It hasn’t been long since Laura Hope Mason graduated from the U of U. This becomes apparent during her opening lecture for her latest show, now up at the Salt Lake City Library, when questions asked by her audience turn into shared recollections of classes taken, particular professors, and the lessons they taught. Then there’s her statement, where in place of the usual, incompletely grasped jargon, she offers a confident assertion of her intentions, accompanied by credible evaluations of the results. By then it’s also evident that this painter has talent to spare. Her autobiographical account of being recognized and singled out for special attention from an early age makes perfect sense standing among her works. There are 17 panels, and not a dull or failed effort among them.
In particular, with regard to art, “Abstract” has long since become an adjective instead of a verb. Even Mason, who backs up an account of how she abstracts her imagery from close observations of raw nature with specific examples—she enlarged a passage in “Call Me,” a corner of the whole that she particularly liked, and reworked it until it became “Cortex”—uses ”abstract” in speech as a particular category of painting, rather than a universal fact about the art. Yet it is the characteristic, indeed telltale evidence of the process of abstraction that draws the eye into these lusciously glazed confections, much as the evidence of its passage through the chef’s kitchen makes well-prepared food a promise of pleasures ahead.
According to Mason, all the paintings here come from a trip she made back East to visit her husband’s family, where in a particular park, even in a single tree, she spotted what may have been insect nests that naturally both contrasted with, and yet complemented, the surrounding foliage. Enlarging her drawings of these features, essentially zooming in on particular lines and editing for emphasis, yields the linear component of an initial panel.
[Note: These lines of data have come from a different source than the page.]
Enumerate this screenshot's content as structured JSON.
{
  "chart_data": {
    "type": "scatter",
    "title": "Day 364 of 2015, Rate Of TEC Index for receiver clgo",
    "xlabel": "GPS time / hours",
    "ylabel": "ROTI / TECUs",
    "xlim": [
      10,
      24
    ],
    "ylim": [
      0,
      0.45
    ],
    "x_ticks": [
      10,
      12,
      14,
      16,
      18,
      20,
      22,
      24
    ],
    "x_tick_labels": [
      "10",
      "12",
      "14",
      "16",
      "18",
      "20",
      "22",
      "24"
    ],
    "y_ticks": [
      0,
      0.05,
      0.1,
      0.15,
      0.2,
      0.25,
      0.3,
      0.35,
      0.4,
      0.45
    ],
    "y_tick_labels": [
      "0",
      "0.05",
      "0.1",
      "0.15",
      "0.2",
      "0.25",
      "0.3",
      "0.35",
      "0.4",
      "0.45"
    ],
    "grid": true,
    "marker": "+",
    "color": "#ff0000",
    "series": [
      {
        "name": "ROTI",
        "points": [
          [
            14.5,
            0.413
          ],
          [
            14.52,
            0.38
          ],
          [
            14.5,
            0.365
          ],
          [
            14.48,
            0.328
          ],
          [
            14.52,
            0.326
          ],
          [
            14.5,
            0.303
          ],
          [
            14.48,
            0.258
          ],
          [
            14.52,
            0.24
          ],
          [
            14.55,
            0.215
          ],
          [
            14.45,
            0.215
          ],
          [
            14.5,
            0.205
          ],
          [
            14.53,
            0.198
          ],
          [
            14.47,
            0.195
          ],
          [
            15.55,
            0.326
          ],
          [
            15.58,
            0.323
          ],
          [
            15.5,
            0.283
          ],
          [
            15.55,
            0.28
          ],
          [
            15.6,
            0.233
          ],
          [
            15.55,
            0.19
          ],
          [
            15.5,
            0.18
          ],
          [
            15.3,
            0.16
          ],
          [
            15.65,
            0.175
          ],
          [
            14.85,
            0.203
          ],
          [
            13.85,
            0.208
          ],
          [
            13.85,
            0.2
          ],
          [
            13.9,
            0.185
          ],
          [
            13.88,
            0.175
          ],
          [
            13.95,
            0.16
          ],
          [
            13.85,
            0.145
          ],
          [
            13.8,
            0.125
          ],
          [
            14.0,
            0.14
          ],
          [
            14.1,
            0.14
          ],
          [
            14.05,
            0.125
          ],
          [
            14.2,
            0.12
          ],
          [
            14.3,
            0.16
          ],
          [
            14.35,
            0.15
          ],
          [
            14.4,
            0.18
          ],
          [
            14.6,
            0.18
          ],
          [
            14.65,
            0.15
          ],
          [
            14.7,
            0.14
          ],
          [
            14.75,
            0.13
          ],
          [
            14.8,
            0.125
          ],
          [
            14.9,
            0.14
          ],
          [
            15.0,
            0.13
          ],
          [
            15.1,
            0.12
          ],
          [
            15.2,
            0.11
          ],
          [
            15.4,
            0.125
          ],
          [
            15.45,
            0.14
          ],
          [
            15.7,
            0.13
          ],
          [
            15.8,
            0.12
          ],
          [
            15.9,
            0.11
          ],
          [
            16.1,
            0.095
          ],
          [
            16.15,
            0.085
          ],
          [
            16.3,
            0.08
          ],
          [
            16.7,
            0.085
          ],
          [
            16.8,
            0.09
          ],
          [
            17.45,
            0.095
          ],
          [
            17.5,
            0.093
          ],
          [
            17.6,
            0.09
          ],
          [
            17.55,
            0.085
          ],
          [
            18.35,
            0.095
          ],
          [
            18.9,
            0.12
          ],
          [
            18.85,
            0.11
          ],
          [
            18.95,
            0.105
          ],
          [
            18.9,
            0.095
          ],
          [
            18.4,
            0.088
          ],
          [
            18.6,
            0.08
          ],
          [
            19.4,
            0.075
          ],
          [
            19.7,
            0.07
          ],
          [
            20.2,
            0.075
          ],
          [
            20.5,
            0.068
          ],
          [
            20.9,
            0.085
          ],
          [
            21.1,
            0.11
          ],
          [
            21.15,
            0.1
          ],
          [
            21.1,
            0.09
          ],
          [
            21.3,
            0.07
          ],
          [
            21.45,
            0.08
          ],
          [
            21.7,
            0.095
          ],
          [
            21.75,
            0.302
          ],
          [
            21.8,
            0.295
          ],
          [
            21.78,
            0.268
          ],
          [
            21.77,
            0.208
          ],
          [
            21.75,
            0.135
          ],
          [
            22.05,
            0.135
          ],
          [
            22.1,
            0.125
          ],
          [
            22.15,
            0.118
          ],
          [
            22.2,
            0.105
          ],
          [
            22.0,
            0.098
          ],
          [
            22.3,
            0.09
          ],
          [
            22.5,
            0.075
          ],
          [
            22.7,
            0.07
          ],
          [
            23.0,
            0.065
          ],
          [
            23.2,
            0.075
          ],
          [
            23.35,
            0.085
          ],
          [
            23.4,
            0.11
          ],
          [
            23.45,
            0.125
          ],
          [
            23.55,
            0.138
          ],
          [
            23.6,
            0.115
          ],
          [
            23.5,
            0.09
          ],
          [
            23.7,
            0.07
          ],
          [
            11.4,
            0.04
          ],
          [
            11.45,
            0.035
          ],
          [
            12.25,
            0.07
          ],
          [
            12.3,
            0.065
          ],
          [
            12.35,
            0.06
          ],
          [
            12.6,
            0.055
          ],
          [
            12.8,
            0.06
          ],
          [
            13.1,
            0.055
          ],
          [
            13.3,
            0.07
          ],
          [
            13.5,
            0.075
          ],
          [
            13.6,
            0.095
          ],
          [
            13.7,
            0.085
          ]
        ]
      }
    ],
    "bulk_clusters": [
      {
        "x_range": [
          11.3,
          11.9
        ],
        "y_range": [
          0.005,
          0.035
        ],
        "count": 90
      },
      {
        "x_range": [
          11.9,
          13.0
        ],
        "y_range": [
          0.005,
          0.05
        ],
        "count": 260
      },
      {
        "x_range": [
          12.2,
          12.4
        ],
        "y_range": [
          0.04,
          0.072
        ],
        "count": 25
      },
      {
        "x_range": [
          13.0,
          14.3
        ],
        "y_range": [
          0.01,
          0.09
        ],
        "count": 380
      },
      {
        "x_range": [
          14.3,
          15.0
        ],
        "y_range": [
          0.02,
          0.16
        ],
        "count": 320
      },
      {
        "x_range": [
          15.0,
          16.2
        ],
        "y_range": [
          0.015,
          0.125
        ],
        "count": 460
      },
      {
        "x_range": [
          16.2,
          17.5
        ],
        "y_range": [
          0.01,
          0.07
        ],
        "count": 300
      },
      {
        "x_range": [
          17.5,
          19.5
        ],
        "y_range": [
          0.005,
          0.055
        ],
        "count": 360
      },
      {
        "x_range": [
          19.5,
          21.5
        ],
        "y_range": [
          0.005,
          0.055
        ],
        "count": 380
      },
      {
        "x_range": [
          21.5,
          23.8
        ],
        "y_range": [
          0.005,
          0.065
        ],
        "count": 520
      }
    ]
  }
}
Her eye for what will make a good drawing is indispensable thus far, but here is where her indisputable gifts become fully engaged. Tracing over lines, or just off them, and washing over passages with translucent glazes of luminous and shimmering greens, blues, and grays, she builds layers of color in which her work mimics both the processes by which Nature builds a forest and the way the real world builds an impression on our observing senses. When one panel feels complete to her, further contemplation of what she has wrought presents her with initiatives to explore further in search of the next painting. Sometimes an image takes on a narrative quality for her, and she labels it appropriately. Feelings that emerge from others suggest more emotive titles.
When Edgar Degas compared academic paintings to the newly available, photographic versions of similar scenes, what he saw called attention to the unremarked conventions of his medium. In response, he rejected what his eyes had learned to take for granted, such as the arbitrary way that subjects would be improbably contained within its borders, or that they formed contingent patterns across the field of view. Instead, he cut subjects off with his edges or allowed large, empty sections of ground to surround figures scattered like clouds in the sky. Those have become our expectations, scarcely noticed today. Instead, much of the drama of painting now has to do with the digital artifacts we see every day in cell-phone snapshots and advertising images that have replaced traditional photographs. Pixelation, once the bane of reproduction, assumes a deliberate role in Mason’s version of nature. Halation, the way glow from a bright surface spreads over darker areas in an optical system, invokes the way our minds presume the constancy of objects passing behind other objects, like the way a tree branch continues behind the leaves it supports. In “Clasp,” to take one example, a purely visual artifact surrounds its neighbors and appears to grip them, like a pair of arms complete with hands, making visible what holds together what we see.
The only question is, which is the prize, which the box that it comes in? Do we gaze on the sensual world to find the unalloyed, aesthetic pleasure Mason finds so much of in her view of nature? Or do we try to see through this voluptuous screen, in search of the structure that makes it possible? Hers is a sunny view of nature, but not a simplistic one. The feeling of depth, the contrast of complex machinery against fields of open color, the dazzle of her dancing lines, and the hide-and-go-seek of forms within forms bring back to the present the activity wherein they began, and we find ourselves in a sunny wood, trying to look closely enough to finally see the trees.
Organic Environments: Abstract Paintings by Laura Hope Mason is at the Salt Lake City Main Library through May 1.